UBS said the Philippine peso could fall to the P51 to one US dollar level next year due to slower economic growth, a deteriorating external position, and higher inflation rate.
“We expect growth to slow in the Philippines—while the external balance has deteriorated, removing a buffer to global capital flows as the Fed is due to raise rates,” UBS said in a report released Tuesday.
It forecasts Philippine gross domestic product (GDP) growth to moderate to 5.6 percent in 2017.
Meanwhile, it anticipates a small current account surplus of 0.3 percent of GDP in 2017 “as weaker domestic demand curbs import growth.”
The policy-setting US Federal Open Market Committee earlier this month voted unanimously to increase the key federal funds rate to a range of 0.5 to 0.75 percent.
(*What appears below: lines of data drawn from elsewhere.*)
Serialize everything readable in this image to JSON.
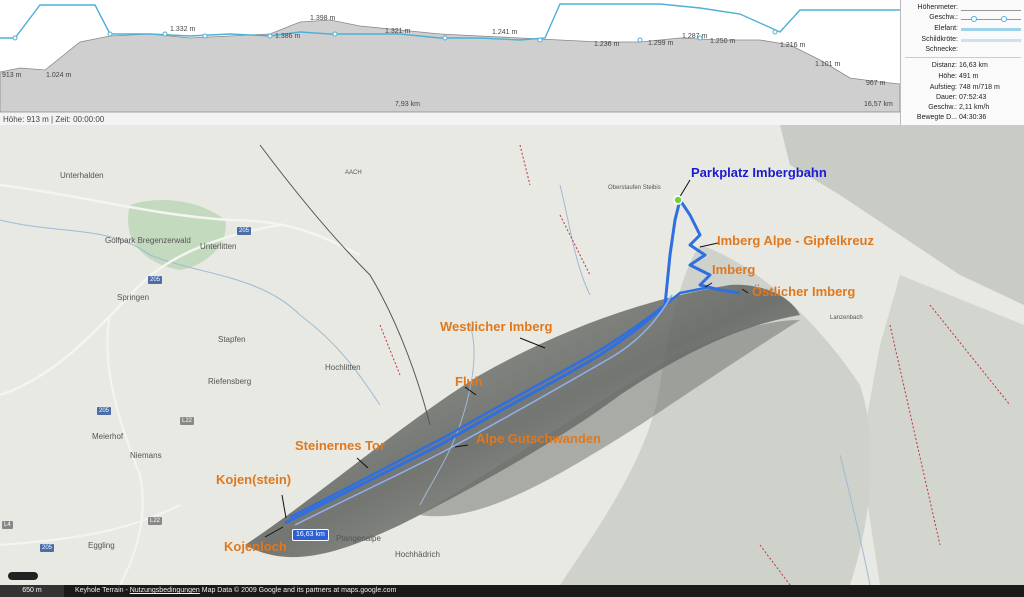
{
  "profile": {
    "elevation_labels": [
      "913 m",
      "1.024 m",
      "1.332 m",
      "1.386 m",
      "1.398 m",
      "1.321 m",
      "1.241 m",
      "1.236 m",
      "1.299 m",
      "1.287 m",
      "1.250 m",
      "1.216 m",
      "1.101 m",
      "967 m"
    ],
    "distance_labels": [
      "7,93 km",
      "16,57 km"
    ],
    "status": "Höhe: 913 m | Zeit: 00:00:00"
  },
  "legend": {
    "items": [
      {
        "label": "Höhenmeter:",
        "color": ""
      },
      {
        "label": "Geschw.:",
        "color": "#4fb0d6"
      },
      {
        "label": "Elefant:",
        "color": "#9ed2ea"
      },
      {
        "label": "Schildkröte:",
        "color": "#c7e4f1"
      },
      {
        "label": "Schnecke:",
        "color": ""
      }
    ]
  },
  "stats": [
    {
      "key": "Distanz:",
      "value": "16,63 km"
    },
    {
      "key": "Höhe:",
      "value": "491 m"
    },
    {
      "key": "Aufstieg:",
      "value": "748 m/718 m"
    },
    {
      "key": "Dauer:",
      "value": "07:52:43"
    },
    {
      "key": "Geschw.:",
      "value": "2,11 km/h"
    },
    {
      "key": "Bewegte D...",
      "value": "04:30:36"
    }
  ],
  "map": {
    "annotations": [
      {
        "text": "Parkplatz Imbergbahn"
      },
      {
        "text": "Imberg Alpe - Gipfelkreuz"
      },
      {
        "text": "Imberg"
      },
      {
        "text": "Östlicher Imberg"
      },
      {
        "text": "Westlicher Imberg"
      },
      {
        "text": "Fluh"
      },
      {
        "text": "Alpe Gutschwanden"
      },
      {
        "text": "Steinernes Tor"
      },
      {
        "text": "Kojen(stein)"
      },
      {
        "text": "Kojenloch"
      }
    ],
    "places": [
      "Unterhalden",
      "Golfpark Bregenzerwald",
      "Unterlitten",
      "Springen",
      "Stapfen",
      "Hochlitten",
      "Riefensberg",
      "Meierhof",
      "Niemans",
      "Eggling",
      "Hochhädrich",
      "Ptangenalpe",
      "AACH",
      "Lanzenbach",
      "Oberstaufen Steibis"
    ],
    "road_numbers": [
      "205",
      "205",
      "205",
      "205",
      "L22",
      "L22",
      "L4"
    ],
    "distance_badge": "16,63 km"
  },
  "footer": {
    "scale": "650 m",
    "terrain": "Keyhole Terrain - ",
    "terms_link": "Nutzungsbedingungen",
    "attribution": " Map Data © 2009 Google and its partners at maps.google.com"
  },
  "colors": {
    "track": "#2f6fe0",
    "annotation": "#e0781e",
    "annotation_start": "#1b1bd0",
    "profile_fill": "#cfcfcf",
    "speed_line": "#4fb0d6"
  }
}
It also projects three increases in 2017, putting the rate at 1.4 percent at the end of the year.
It would then rise to 2.1 percent at the close of 2018.
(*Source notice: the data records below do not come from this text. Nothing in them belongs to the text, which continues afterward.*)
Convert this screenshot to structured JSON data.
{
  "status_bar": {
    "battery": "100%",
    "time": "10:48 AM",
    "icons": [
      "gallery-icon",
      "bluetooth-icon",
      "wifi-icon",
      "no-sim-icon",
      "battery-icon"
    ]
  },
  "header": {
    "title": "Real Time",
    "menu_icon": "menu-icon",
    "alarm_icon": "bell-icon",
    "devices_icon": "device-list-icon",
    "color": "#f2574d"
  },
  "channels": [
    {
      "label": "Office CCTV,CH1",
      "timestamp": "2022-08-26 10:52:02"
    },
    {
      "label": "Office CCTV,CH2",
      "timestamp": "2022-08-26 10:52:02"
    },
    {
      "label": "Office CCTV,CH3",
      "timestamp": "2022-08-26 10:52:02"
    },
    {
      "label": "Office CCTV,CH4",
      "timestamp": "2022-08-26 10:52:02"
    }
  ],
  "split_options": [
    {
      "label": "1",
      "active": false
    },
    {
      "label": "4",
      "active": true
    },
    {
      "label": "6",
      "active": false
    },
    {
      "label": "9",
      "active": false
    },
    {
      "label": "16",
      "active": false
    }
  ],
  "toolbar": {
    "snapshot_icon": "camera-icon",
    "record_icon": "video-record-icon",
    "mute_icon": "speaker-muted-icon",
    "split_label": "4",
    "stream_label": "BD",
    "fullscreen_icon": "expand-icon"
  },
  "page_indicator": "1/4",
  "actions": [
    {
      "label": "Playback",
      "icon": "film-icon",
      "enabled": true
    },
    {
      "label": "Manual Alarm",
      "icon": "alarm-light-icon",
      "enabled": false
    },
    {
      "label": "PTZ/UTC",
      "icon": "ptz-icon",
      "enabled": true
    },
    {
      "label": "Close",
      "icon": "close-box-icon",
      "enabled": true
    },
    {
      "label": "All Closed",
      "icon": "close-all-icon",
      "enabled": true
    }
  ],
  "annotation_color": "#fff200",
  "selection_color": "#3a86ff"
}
UBS said rising inflation and higher oil prices will also hurt the Philippines, as it is a net oil importer.
It said oil prices may rebound to average $60 a barrel in 2017 and $70 a barrel in 2018, that “should push up headline inflation in the Philippines.”
“These dynamics are likely to induce currency weakness,” it said.
The Philippine peso remained at an eight-year low against the greenback on Tuesday, closing at P49.81:$1.